Teachers want their students to be comfortable with technology at any age, and grants this spring from the Oak Ridge Public Schools Education Foundation provided iPads, promethean boards, student response systems, and computers to make that happen.
At Willow Brook Elementary School, the large screen of a new interactive, Web-based “promethean” board in art classes will make artworks come alive for students.
At Linden Elementary School, iPads in a second grade classroom will engage students in collaborative writing activities.
New computers in fifth-grade language arts classrooms at Robertsville Middle School will also encourage young writers in a writing workshop environment.
The Education Foundation awarded $30,911 for eight grants this spring. In all, teachers submitted 21 grants representing a total funding request of $142,962.
“Every year, we have about three times as many proposals as we can fund,” said Cathy Toth, Education Foundation board member. The Foundation has provided more than $322,000 in grants since the grants program began in 2005.
Earlier this year, the Education Foundation kicked off its “Making the Critical Difference” campaign to raise $500,000 from corporate and individual donors to award grants to Oak Ridge public schools. The Foundation’s goal is to provide $100,000 a year for five years for grant awards.
This year’s grants were focused on technology. Each year, the Foundation seeks to provide teachers with resources that would otherwise not be available to classrooms through the Oak Ridge Schools.
Art students from kindergarten through fourth grade at Willow Brook will benefit from the new promethean board in Sara Cochran’s art classes. The interactive board will give her more opportunities to bring Web-based information into art classes, such as short videos, images of art, definitions of vocabulary words, and ways to see those in art works, she said.
“Most of the projects I come up with have an art history component,” Cochran said. “We are gaining inspiration from someone else. I think it will make the art history component in my classes come alive a little better.”
For students to be able to see works by artists in color on a large screen, rather than in a book, is “pretty cool,” she said.
Cochran and two music teachers, Michelle Goethert at Willow Brook and Susie Carden at Woodland Elementary School, each will have promethean boards in their classrooms through a $9,354 grant. Another $3,935 grant provides a promethean board for Glenwood Elementary School music teacher Kathy Casey. The boards will support technology components in new art and music textbooks.
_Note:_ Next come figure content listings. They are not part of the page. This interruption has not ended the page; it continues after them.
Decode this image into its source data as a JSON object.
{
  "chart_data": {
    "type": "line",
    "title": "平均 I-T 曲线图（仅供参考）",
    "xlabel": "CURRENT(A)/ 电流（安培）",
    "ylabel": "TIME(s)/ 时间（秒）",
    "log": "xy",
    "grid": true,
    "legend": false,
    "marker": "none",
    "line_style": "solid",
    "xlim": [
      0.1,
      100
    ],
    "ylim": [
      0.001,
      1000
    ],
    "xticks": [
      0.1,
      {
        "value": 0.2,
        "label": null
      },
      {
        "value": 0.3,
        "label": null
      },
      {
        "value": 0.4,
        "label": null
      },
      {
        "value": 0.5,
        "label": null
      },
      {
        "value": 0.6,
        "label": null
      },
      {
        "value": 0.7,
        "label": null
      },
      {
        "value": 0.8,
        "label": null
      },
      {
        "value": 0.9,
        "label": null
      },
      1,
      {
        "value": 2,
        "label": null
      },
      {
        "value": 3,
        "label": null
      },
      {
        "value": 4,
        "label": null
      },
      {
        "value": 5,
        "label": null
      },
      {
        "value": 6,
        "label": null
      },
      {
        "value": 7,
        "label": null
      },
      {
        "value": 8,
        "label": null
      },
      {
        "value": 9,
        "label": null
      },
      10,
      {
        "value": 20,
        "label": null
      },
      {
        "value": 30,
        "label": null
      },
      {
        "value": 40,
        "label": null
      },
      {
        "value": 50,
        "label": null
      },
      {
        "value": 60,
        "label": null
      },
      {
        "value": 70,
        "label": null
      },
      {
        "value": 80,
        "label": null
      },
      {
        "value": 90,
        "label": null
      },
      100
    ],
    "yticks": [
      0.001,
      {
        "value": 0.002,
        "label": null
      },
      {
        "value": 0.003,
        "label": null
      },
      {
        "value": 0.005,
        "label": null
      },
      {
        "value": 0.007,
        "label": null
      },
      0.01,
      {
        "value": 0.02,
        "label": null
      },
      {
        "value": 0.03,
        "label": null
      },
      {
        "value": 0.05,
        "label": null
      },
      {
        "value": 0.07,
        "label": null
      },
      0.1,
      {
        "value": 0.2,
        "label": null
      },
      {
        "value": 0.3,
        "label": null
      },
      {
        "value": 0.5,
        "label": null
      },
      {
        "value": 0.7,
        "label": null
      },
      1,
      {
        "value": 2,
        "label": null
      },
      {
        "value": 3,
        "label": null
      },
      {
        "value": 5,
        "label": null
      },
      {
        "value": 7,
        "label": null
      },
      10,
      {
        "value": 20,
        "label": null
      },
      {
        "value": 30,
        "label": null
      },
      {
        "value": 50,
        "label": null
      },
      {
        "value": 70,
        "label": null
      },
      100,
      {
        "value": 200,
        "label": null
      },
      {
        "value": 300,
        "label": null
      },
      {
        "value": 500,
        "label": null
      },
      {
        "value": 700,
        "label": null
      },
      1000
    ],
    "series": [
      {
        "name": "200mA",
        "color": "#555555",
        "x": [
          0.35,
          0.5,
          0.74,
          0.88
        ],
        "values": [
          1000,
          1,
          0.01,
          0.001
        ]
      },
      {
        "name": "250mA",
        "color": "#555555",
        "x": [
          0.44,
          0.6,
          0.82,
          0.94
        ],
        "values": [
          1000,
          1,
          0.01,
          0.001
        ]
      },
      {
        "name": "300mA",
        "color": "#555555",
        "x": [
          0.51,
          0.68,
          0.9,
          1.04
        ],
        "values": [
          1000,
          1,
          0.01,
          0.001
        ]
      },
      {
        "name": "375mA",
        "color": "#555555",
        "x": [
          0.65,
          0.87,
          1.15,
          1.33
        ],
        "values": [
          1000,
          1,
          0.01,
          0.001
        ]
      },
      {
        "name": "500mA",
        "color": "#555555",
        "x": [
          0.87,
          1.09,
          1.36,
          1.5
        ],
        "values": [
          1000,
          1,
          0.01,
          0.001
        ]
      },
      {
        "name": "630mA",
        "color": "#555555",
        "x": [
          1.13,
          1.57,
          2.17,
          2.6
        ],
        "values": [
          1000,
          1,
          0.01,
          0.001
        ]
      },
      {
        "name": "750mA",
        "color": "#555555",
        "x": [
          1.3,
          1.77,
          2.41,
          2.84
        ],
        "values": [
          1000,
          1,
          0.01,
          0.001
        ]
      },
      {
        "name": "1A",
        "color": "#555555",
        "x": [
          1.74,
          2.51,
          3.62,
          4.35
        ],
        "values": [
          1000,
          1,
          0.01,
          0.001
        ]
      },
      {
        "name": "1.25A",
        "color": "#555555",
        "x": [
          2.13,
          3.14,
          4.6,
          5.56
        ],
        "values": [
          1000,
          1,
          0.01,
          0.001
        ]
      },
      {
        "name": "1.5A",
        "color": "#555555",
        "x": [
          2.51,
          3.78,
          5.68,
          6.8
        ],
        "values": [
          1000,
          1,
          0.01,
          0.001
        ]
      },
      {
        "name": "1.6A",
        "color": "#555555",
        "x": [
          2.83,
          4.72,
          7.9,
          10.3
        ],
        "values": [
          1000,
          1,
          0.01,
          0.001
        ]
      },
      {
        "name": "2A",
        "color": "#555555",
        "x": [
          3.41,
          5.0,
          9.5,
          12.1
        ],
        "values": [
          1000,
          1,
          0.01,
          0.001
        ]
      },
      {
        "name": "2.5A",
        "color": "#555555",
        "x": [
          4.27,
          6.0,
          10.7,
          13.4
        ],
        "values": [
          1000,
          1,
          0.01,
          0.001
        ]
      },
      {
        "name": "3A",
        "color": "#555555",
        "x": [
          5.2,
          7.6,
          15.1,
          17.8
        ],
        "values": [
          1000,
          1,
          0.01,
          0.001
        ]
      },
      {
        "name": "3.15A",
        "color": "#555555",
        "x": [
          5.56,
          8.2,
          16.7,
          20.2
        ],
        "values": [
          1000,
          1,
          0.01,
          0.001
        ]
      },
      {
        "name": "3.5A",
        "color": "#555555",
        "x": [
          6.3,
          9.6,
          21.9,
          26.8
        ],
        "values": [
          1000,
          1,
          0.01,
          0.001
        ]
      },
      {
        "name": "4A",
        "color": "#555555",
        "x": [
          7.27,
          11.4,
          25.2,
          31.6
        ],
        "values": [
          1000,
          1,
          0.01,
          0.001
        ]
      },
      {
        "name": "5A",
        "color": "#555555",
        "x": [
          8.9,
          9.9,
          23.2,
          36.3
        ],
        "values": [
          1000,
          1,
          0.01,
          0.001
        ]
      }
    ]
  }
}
With four iPads in a second grade classroom at Linden Elementary, teacher Norma Franco will give students opportunities to work collaboratively at literacy centers, where they may write stories together or use free applications focused on words, grammar, spelling, or reading.
“Writing and working with words seem to be the two areas they (students) have trouble staying most focused on,” Franco said. “If we can make it engaging through technology, I think it is going to expand their learning and their creativity.”
Second-grade teachers have adopted some teaching strategies from the books The Daily Five and The Café Book by Gail Boushey and Joan Moser, and Franco said she has learned more about how teachers are using iPads in the classroom through a blog that teachers started relating to those books.
The iPads, purchased with the grant of $1,996, are engaging for students because they can figure out how the iPads work on their own, independent of the teacher, she said.
This fall, Robertsville teachers Kathy Douglas and Carolyn Stevens will have 16 new desktop computers, eight for each language arts classroom, where fifth-grade students rely on classroom computers for writing projects, research, spelling, and vocabulary exercises. The $4,720 grant provides new computers that will replace 10 older, slower computers that had been recycled from computer labs.
Writing, especially narrative writing, is emphasized in fifth grade, and the computers will support the writing workshop environment in which students are brainstorming, writing rough drafts, and then publishing their writings, Douglas explained.
Other grants awarded were:
- $8,550 to Holly Cross at Jefferson Middle School for three sets of student response systems, or clickers.
- $1,000 to Oak Ridge High School biology teacher Nayeema Ahma for travel to an advanced placement biology conference.
- $987 to Robertsville teachers Cathy Ginel and Melissa Jeter for promethean equipment for a science classroom.
- $369 for Lisa Meidl for a video camera for the Willow Brook library.